Smith was the top overtime earner from October 2020 through September 2021, pulling down $94,484 in overtime. Smith made $27,000 more in overtime wages than the next-closest officer, who was paid just over $67,000 for extra work.
Smith is paid $32.38 per hour, and with overtime pay typically at time-and-a-half, Smith would have had to average more than 37 hours of overtime a week to make that much in extra wages.
Smith is not the only high earner from the past two years. In the 12 months ending Sept. 30, 2020, school police recorded $2.5 million in overtime, including one sergeant who alone made $101,487 in overtime, according to data from Openpayrolls.com, which relies on public records for its information. Smith made the fourth-highest overtime amount in those 12 months, taking home $67,975.
The Sun requested payroll data for past years from the city school system, in addition to time cards for Smith, but those requests have not been fulfilled.
Boatwright said school police leadership has to approve all overtime in advance, and that supervisors are supposed to verify officers are actually working those shifts. After working, the supervisor and a commander both sign off on the work before the hours are sent to payroll, Boatwright said.
Hamm, the schools police chief, told the Baltimore Banner that “about 90%” of the overtime officers work is reimbursed through the city’s parks and recreation department and the Maryland Stadium Authority.
“They reimburse dollar for dollar. So the school system is not losing any money,” he said.
The 90 percent figure, as well as the idea that third parties bear nearly the entirety of the cost, is inaccurate.
Christian, the school system spokeswoman, said at least 64 percent of school police overtime in fiscal year 2020-21 was reimbursable, and in fiscal year 20212022, at least 49 percent of overtime costs were recouped.
“We are continuing to review data from those fiscal years and will make information available once we have finalized our results,” Christian said.
Between, July 1, 2020, and June 30, 2021, the stadium authority did not give any money to Baltimore school police for security, according to information obtained in a public records request.

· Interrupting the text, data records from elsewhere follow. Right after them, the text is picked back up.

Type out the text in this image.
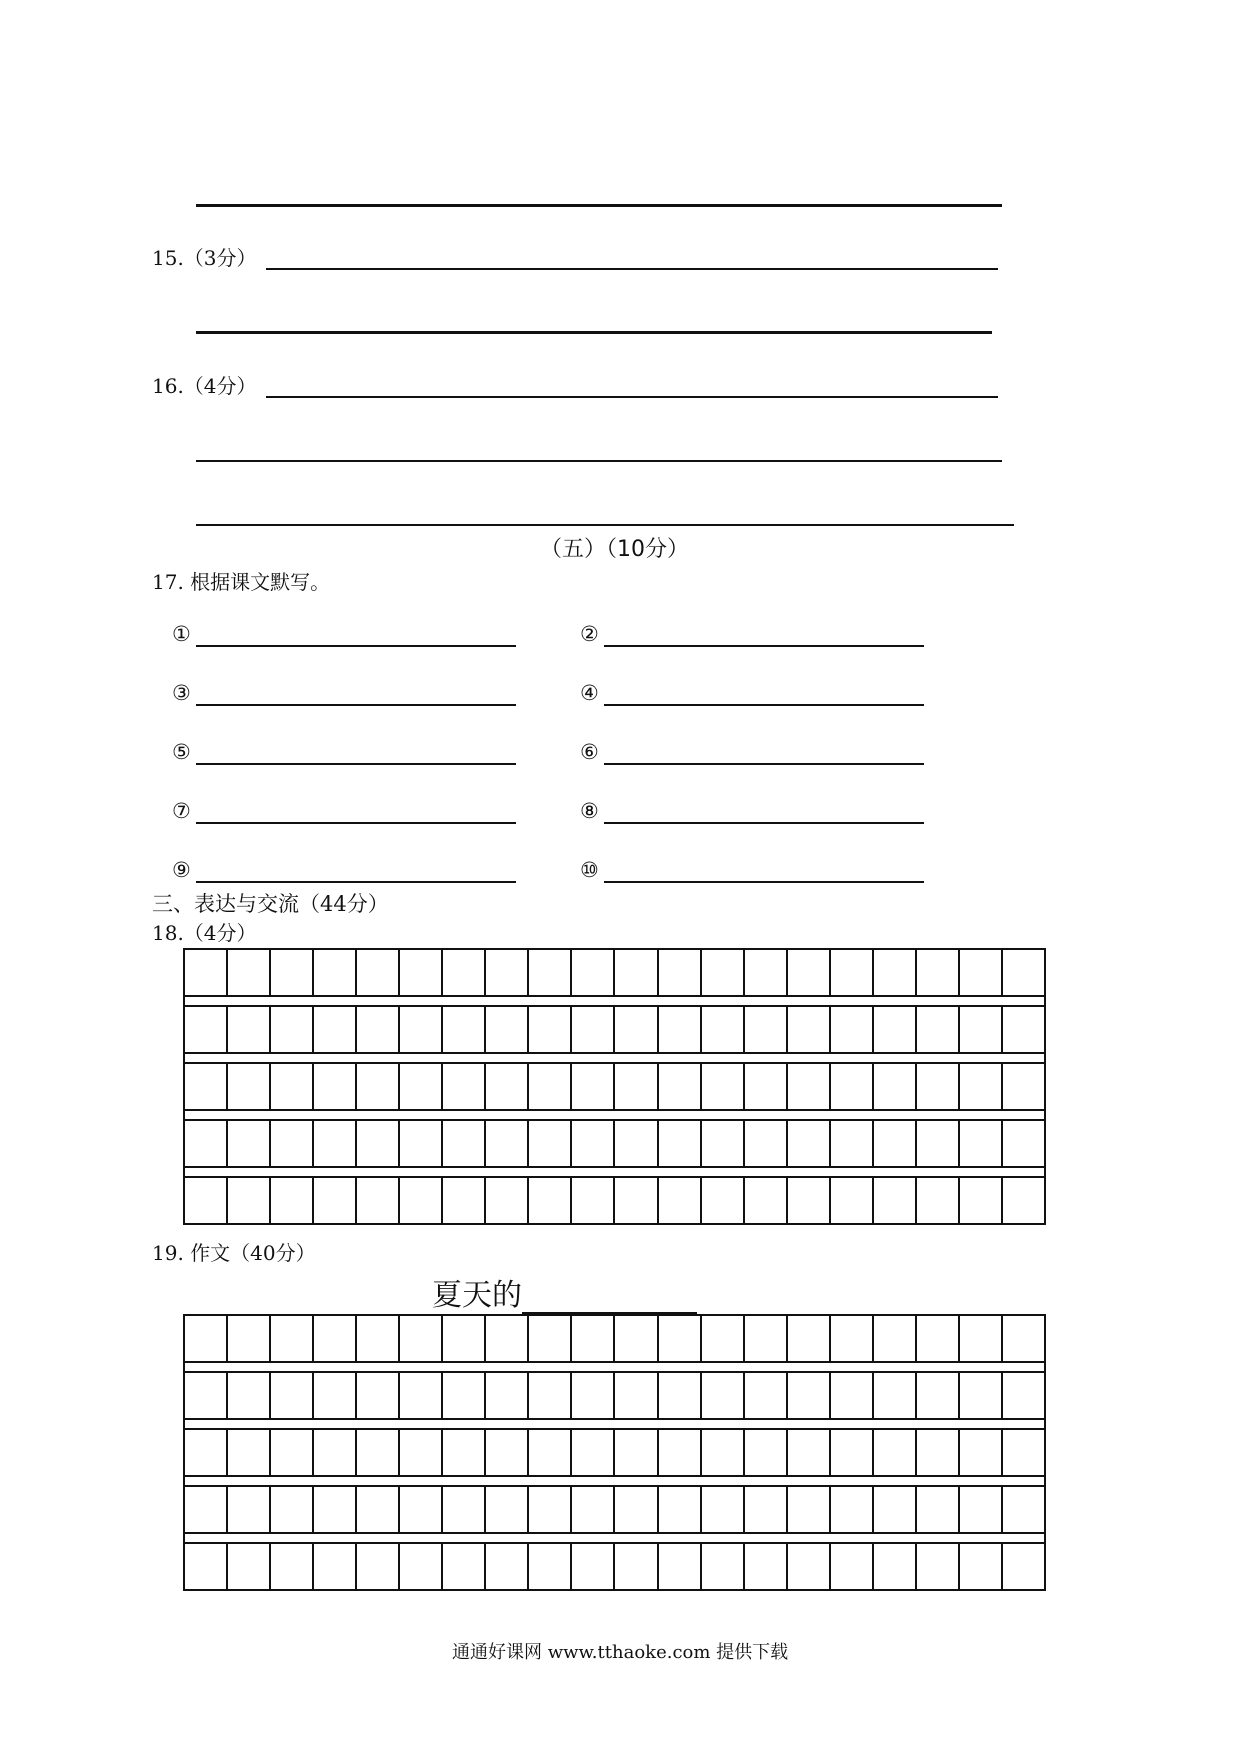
15.（3分）
16.（4分）
（五）（10分）
17. 根据课文默写。
①	②
③	④
⑤	⑥
⑦	⑧
⑨	⑩
三、表达与交流（44分）
18.（4分）
19. 作文（40分）
夏天的
通通好课网 www.tthaoke.com 提供下载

While the Maryland Stadium Authority does occasionally hire school police officers for security at the Camden Yards Sports Complex, their scheduling is handled through the Baltimore Police Department and is done on a volunteer basis.

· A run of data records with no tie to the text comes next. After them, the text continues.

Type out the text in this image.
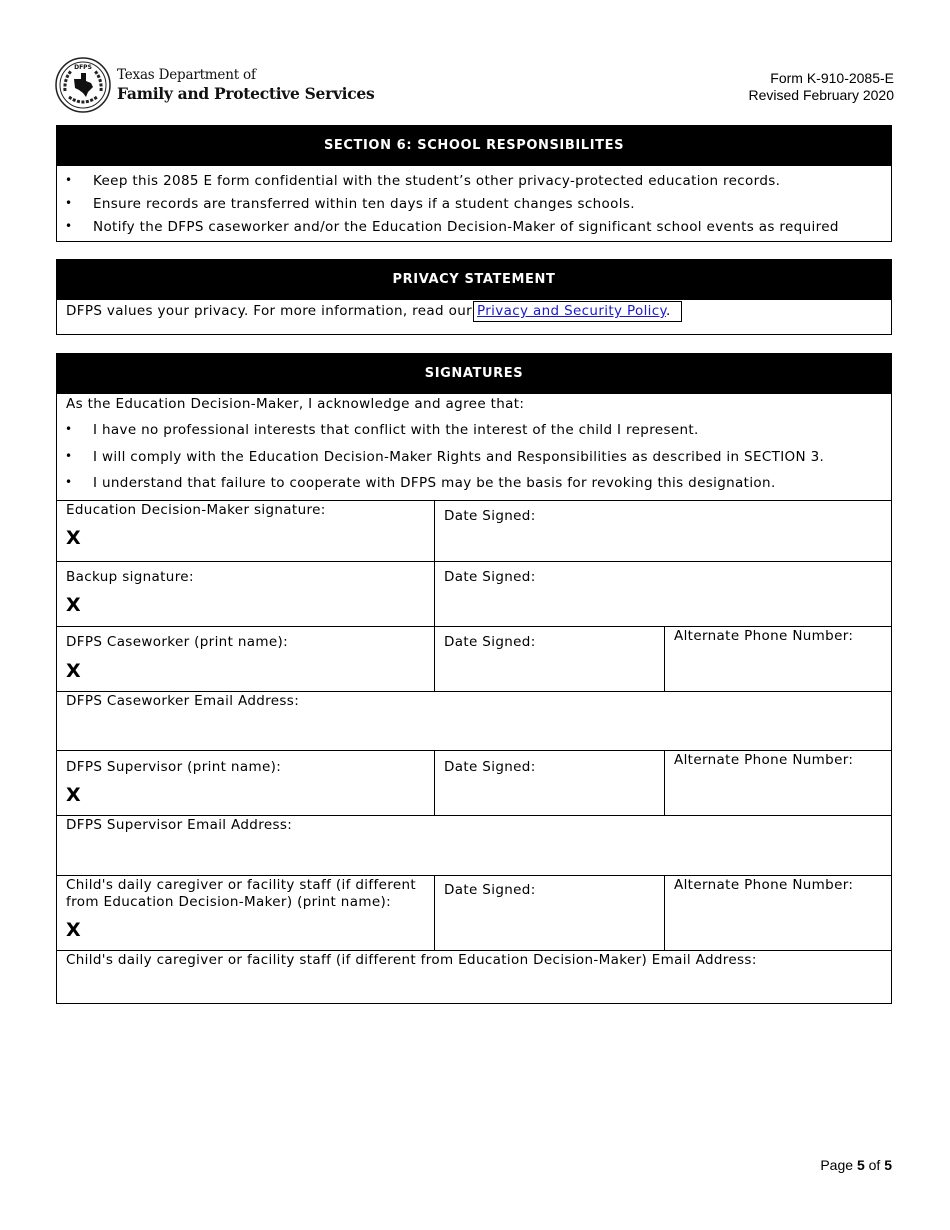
DFPS Texas Department of
Family and Protective Services
Form K-910-2085-E
Revised February 2020
SECTION 6: SCHOOL RESPONSIBILITES
• Keep this 2085 E form confidential with the student’s other privacy-protected education records.
• Ensure records are transferred within ten days if a student changes schools.
• Notify the DFPS caseworker and/or the Education Decision-Maker of significant school events as required
PRIVACY STATEMENT
DFPS values your privacy. For more information, read our Privacy and Security Policy.
SIGNATURES
As the Education Decision-Maker, I acknowledge and agree that:
• I have no professional interests that conflict with the interest of the child I represent.
• I will comply with the Education Decision-Maker Rights and Responsibilities as described in SECTION 3.
• I understand that failure to cooperate with DFPS may be the basis for revoking this designation.
Education Decision-Maker signature:
X
Date Signed:
Backup signature:
X
Date Signed:
DFPS Caseworker (print name):
X
Date Signed:	Alternate Phone Number:
DFPS Caseworker Email Address:
DFPS Supervisor (print name):
X
Date Signed:	Alternate Phone Number:
DFPS Supervisor Email Address:
Child's daily caregiver or facility staff (if different
from Education Decision-Maker) (print name):
X
Date Signed:	Alternate Phone Number:
Child's daily caregiver or facility staff (if different from Education Decision-Maker) Email Address:
Page 5 of 5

Officers who work security at Camden Yards events are paid their overtime rate, and school police officials send invoices to the stadium authority after each event to ensure the officers’ wages are covered, according to a stadium authority spokesperson.
The Baltimore Department of Recreation and Parks typically hires school police for security at pools, youth sporting events and the Shake and Bake Family Fun Center. But it’s not clear how much they paid in fiscal 2021 for school police services. Several requests for comment and information from the agency went unanswered.
In addition to working at the city’s makeshift coronavirus isolation hospital at the Lord Baltimore Hotel, school police also were used to secure drive-up testing sites at Druid Hill Park, Pimlico and Lake Clifton High School after hours in the year ending Sept. 30, 2021, Boatwright said. They also assisted with meal distribution at recreation centers and schools.